Opowiem o moich marketingowych doświadczeniach, o tym jak wypromować firmę, organizować wydarzenia i jak urzeczywistniać pomysły. Będę mówiła o marketingu tak jak lubię PROSTO, ŁADNIE I PO POLSKU.
Co prawda, nie pracowałam nad projektami z ogromnym korporacyjnym budżetem, nie zarabiam na życie opowiadaniem historii, nie napisałam kilku książek o marketingu, ani nie strzelałam z racy koszulką w widownię na konferencjach. Raczej byłam po drugiej stronie, co chwila zerkając czy nie mam nowego maila. Po czym w poniedziałek siadałam za biurkiem i zamiast realizować wielkie konferencyjne strategie, musiałam sama mierzyć się z marketingowo – sprzedażowym światem. Z niewielkim budżetem, a wielkimi oczekiwaniami.
Znam blaski i cienie promocji firm mikro, małych, średnich przedsiębiorstw, start-upów i fundacji.
Marketingowe doświadczenie zdobywałam w branży drukarskiej, wydawniczej, trzecim sektorze, finansach oraz fundacjach. Organizowałam targi, przyjęcia, festiwale, koncerty i spotkania autorskie. Współpracowałam z wieloma podwykonawcami, koordynowałam powstawanie: stron www, treści na media społecznościowe, katalogów, materiałów marketingowych. Współpracowałam z mediami, pisałam teksty, mówiłam, opowiadałam. Nie jest obca mi konferansjerka, ani parzenie kawy 🙂 Po prostu, jestem zwykłą dziewczyną z marketingu z wieloma pomysłami i jeszcze większymi marzeniami!

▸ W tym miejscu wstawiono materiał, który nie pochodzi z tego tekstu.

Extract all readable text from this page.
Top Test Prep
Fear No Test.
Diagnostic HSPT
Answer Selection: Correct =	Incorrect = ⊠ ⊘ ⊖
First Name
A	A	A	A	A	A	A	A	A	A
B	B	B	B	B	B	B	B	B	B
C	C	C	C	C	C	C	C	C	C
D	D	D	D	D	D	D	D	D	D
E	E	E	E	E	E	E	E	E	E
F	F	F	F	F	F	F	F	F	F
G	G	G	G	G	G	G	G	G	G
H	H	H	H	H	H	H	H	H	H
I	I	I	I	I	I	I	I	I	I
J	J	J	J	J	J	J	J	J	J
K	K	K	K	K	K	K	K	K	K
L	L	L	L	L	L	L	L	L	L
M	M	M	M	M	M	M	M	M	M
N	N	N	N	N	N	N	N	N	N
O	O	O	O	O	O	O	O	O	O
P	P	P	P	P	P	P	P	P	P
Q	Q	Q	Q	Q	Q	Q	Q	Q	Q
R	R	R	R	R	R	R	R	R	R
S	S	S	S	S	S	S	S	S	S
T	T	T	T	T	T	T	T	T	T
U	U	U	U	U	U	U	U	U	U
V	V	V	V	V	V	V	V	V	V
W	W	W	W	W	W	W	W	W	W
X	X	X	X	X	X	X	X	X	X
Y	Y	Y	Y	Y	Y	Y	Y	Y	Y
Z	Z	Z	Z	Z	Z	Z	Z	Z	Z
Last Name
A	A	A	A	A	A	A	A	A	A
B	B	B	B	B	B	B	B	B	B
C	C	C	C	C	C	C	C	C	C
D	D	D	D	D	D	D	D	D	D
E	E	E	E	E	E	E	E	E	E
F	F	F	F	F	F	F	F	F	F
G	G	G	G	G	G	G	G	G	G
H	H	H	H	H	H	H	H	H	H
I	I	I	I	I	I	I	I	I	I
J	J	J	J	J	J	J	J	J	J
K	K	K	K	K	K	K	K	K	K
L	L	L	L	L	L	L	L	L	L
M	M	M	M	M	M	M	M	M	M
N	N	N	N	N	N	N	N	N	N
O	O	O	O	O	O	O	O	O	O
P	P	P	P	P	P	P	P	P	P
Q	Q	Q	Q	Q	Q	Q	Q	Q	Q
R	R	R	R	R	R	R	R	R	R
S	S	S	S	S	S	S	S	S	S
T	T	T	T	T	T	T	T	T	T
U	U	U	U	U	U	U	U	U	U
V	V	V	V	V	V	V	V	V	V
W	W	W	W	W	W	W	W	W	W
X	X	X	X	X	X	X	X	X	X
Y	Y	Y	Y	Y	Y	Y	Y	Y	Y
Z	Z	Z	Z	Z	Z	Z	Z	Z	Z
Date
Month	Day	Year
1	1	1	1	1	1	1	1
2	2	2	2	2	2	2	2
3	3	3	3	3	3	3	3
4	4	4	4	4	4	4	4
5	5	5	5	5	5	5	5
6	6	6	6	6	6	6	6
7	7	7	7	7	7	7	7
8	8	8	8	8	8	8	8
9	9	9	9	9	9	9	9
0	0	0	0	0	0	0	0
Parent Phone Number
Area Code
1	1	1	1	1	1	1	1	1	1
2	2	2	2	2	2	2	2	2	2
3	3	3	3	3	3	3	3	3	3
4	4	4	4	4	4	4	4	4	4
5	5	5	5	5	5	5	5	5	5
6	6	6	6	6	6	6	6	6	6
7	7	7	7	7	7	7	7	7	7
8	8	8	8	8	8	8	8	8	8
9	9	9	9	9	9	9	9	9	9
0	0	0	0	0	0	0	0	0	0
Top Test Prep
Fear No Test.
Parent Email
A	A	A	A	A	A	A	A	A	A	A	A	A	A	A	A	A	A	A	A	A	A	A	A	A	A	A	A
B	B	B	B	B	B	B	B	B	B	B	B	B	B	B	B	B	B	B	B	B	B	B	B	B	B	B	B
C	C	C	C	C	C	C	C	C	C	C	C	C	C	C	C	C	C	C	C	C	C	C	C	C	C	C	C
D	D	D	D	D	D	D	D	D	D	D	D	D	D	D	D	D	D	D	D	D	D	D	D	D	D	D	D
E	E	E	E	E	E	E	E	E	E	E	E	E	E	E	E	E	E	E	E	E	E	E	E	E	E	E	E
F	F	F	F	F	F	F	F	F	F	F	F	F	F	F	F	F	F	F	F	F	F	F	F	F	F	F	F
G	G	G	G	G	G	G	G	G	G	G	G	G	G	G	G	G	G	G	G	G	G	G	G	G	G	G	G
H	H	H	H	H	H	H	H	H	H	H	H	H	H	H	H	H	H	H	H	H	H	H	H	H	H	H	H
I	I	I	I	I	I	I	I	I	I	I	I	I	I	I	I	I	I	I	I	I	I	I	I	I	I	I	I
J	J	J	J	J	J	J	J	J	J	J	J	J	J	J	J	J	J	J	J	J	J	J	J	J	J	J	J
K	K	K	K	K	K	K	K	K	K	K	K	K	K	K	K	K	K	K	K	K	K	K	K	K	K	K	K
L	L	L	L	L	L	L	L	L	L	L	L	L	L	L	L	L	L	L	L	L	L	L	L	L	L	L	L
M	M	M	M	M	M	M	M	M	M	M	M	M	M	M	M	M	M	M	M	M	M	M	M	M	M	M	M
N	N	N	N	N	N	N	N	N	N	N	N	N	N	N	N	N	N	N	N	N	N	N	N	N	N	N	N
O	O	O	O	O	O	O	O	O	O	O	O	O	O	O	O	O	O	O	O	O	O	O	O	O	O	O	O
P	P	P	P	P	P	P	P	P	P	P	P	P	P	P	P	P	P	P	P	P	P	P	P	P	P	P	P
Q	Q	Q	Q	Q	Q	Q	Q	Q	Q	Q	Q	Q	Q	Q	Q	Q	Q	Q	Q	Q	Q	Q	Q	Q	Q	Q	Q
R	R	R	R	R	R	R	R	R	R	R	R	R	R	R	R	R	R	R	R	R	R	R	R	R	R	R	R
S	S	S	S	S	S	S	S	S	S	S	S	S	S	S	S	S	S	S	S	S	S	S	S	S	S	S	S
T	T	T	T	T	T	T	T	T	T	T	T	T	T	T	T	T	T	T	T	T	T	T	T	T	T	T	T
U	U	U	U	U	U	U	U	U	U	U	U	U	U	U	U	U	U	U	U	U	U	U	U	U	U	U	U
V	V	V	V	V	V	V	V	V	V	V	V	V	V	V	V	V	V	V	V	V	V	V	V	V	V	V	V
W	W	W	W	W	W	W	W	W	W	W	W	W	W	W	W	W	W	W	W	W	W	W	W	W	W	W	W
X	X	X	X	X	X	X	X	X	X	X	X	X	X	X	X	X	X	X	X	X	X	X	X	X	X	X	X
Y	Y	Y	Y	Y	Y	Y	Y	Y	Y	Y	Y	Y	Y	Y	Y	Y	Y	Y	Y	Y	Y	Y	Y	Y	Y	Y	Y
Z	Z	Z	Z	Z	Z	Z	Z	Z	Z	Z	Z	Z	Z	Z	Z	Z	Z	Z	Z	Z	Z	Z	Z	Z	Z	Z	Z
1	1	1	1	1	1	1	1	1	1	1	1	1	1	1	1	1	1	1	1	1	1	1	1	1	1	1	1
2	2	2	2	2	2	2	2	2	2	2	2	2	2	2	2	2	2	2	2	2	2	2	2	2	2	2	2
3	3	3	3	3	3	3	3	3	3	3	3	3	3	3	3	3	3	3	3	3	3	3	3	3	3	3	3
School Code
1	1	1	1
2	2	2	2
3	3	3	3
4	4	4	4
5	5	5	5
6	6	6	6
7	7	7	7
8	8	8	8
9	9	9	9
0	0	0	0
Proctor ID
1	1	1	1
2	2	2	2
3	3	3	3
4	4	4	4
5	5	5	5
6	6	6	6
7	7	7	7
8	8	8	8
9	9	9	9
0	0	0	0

Moją historię zawodową poznasz w zakładce O MNIE.
Blog, który powstał na macierzyńskim jest dla mnie segregatorem marketingowej, komunikacyjnej i psychologicznej wiedzy.

Będąc na urlopie macierzyńskim spisałam wiele pytań jakie zadawałam sobie przez ostatnie lata. Na wiele z nich znalazłam odpowiedź, ale nie na wszystkie. Dlatego chcę zadać je mądrzejszym 🙂
Wspomniane treści będę przedstawiać w sposób prosty – bez zbędnym szczegółów. Estetyka i minimalizm to ideę, jakie bardzo cenię, a jakich często brakuje w działaniach marketingowych.
Po polsku, czyli…
W Internecie znajdziemy wiele blogów, e-booków, książek, konferencji, kursów dotyczących różnych aspektów marketingu, PR i komunikacji. To czego mi zawsze brakowało, to miejsca, gdzie znajdę konkretne przykłady działań marketingowych polskich firm z sektora mikro, małych i średnich przedsiębiorstw przedstawionych w prosty sposób. Najwięcej informacji znajdziemy o wielkich kampaniach znanych, dużych korporacji, ale nie oszukujmy się – tam pracuje najczęściej wieloosobowy dział marketingu, osobno PR, komunikacja i e-commerce. Na szczęście ten trend się zmienia, ale w nowinkach marketingowych rzadko czytamy o ciekawej kampanii polskiej firmy budowlanej, ale o wielkiej kampanii np. Coca Coli. Jeżdżąc na konferencje, zawsze brakowało mi głosu tych mniejszych. Nie jest sztuką realizować wielkie kampanie, sztuką jest zrobić coś wielkiego, mając ograniczone środki. Czerpię radość i motywację przebywając z pozytywnymi ludźmi, którym się CHCE!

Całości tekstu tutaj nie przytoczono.